I definitely agree with Angel's suggestions for the first paragraph. I think it could be more show, not tell - though generally description can weigh a suspenseful scene down, I think it would really help to portray the emotion of the scene and pique our interest if you started out by showing Tessa's fear and gradually revealed the cause of her fear.

There are some points where your use of pronouns or order of words confused me. For example:

She motioned towards Tessa’s son with the gun.


For about two paragraphs I thought you meant that Tessa's son was holding a gun and they were in some sort of standoff. Maybe you could say something like "With the barrel of the gun, she motioned towards Tessa's son" instead?

Another thing I noticed was that Riley seemed to speak very maturely. From his actions and your description, he seemed like he was about 4-8 years old, but his words seemed to have the insight and eloquence of a 25 year old, at the least.

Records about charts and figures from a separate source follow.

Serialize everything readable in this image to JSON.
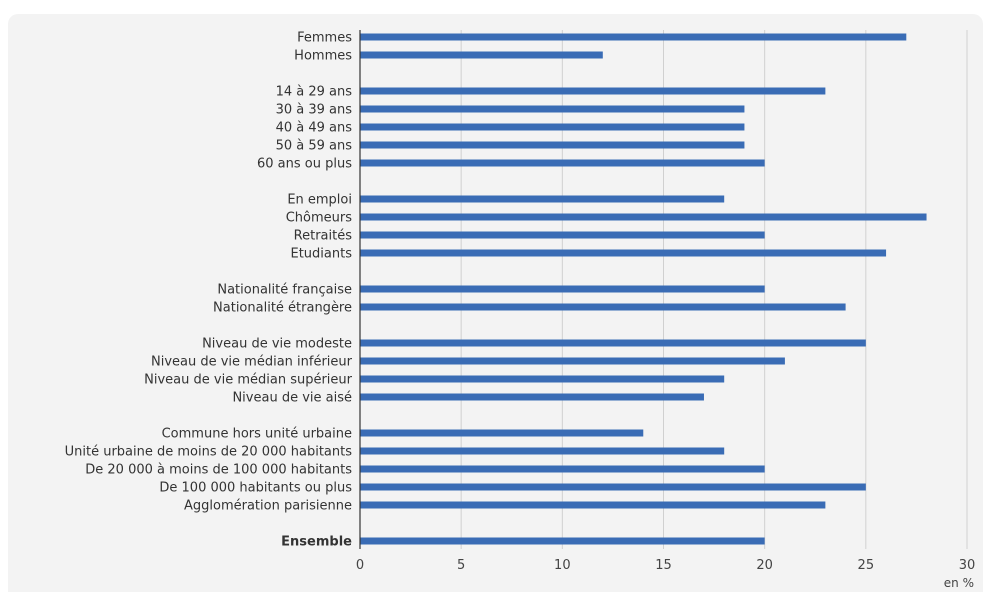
{
  "chart_data": {
    "type": "bar",
    "orientation": "horizontal",
    "title": "",
    "xlabel": "en %",
    "ylabel": "",
    "xlim": [
      0,
      30
    ],
    "x_ticks": [
      0,
      5,
      10,
      15,
      20,
      25,
      30
    ],
    "grid": true,
    "bar_color": "#3a6cb5",
    "groups": [
      {
        "categories": [
          "Femmes",
          "Hommes"
        ],
        "values": [
          27,
          12
        ]
      },
      {
        "categories": [
          "14 à 29 ans",
          "30 à 39 ans",
          "40 à 49 ans",
          "50 à 59 ans",
          "60 ans ou plus"
        ],
        "values": [
          23,
          19,
          19,
          19,
          20
        ]
      },
      {
        "categories": [
          "En emploi",
          "Chômeurs",
          "Retraités",
          "Etudiants"
        ],
        "values": [
          18,
          28,
          20,
          26
        ]
      },
      {
        "categories": [
          "Nationalité française",
          "Nationalité étrangère"
        ],
        "values": [
          20,
          24
        ]
      },
      {
        "categories": [
          "Niveau de vie modeste",
          "Niveau de vie médian inférieur",
          "Niveau de vie médian supérieur",
          "Niveau de vie aisé"
        ],
        "values": [
          25,
          21,
          18,
          17
        ]
      },
      {
        "categories": [
          "Commune hors unité urbaine",
          "Unité urbaine de moins de 20 000 habitants",
          "De 20 000 à moins de 100 000 habitants",
          "De 100 000 habitants ou plus",
          "Agglomération parisienne"
        ],
        "values": [
          14,
          18,
          20,
          25,
          23
        ]
      },
      {
        "categories": [
          "Ensemble"
        ],
        "values": [
          20
        ],
        "bold": true
      }
    ]
  },
  "colors": {
    "panel": "#f3f3f3",
    "grid": "#d0d0d0",
    "axis": "#333333",
    "title": "#1d71b8"
  }
}
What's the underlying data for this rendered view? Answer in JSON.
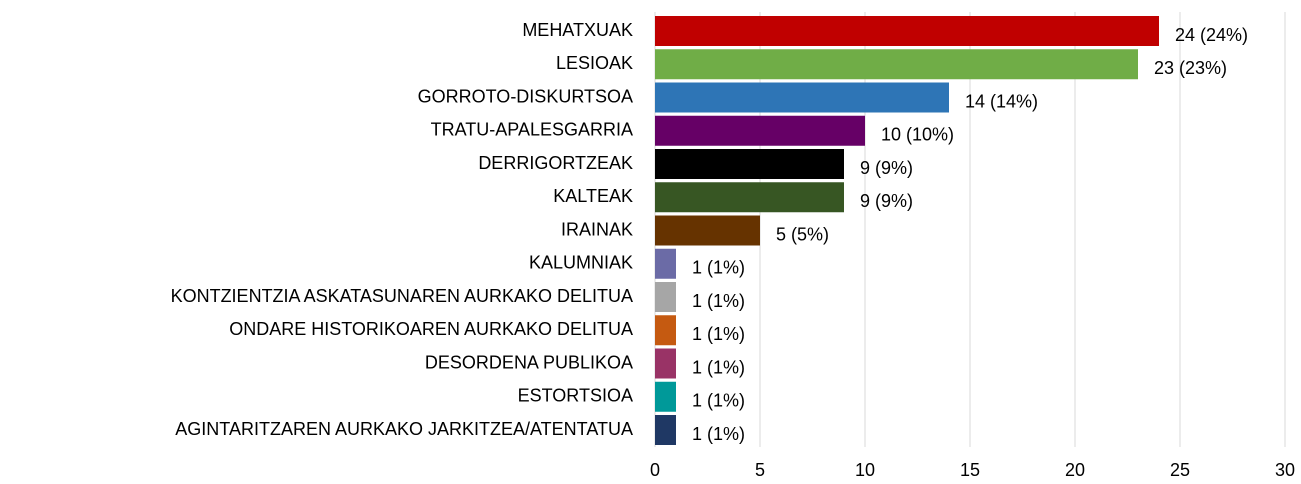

I don't know if that is supposed to be some part of his character or what, but for me it felt odd and disconcerting.

Overall, I feel pretty ambivalent towards this piece. It has the potential to be interesting and exciting, but you need to sort out some ambiguities and answer a few questions. We don't have to know everything at the end of the story, but we should feel a sense of closure and hopefully feel like we understand why things happened as they did. In other words, let us know why they thought Owen was dead and why Gina kidnapped them, or at least hint at it.

Best of luck, and happy writing!

~Pan



I'm tired of books having villains who are just villains for no reason.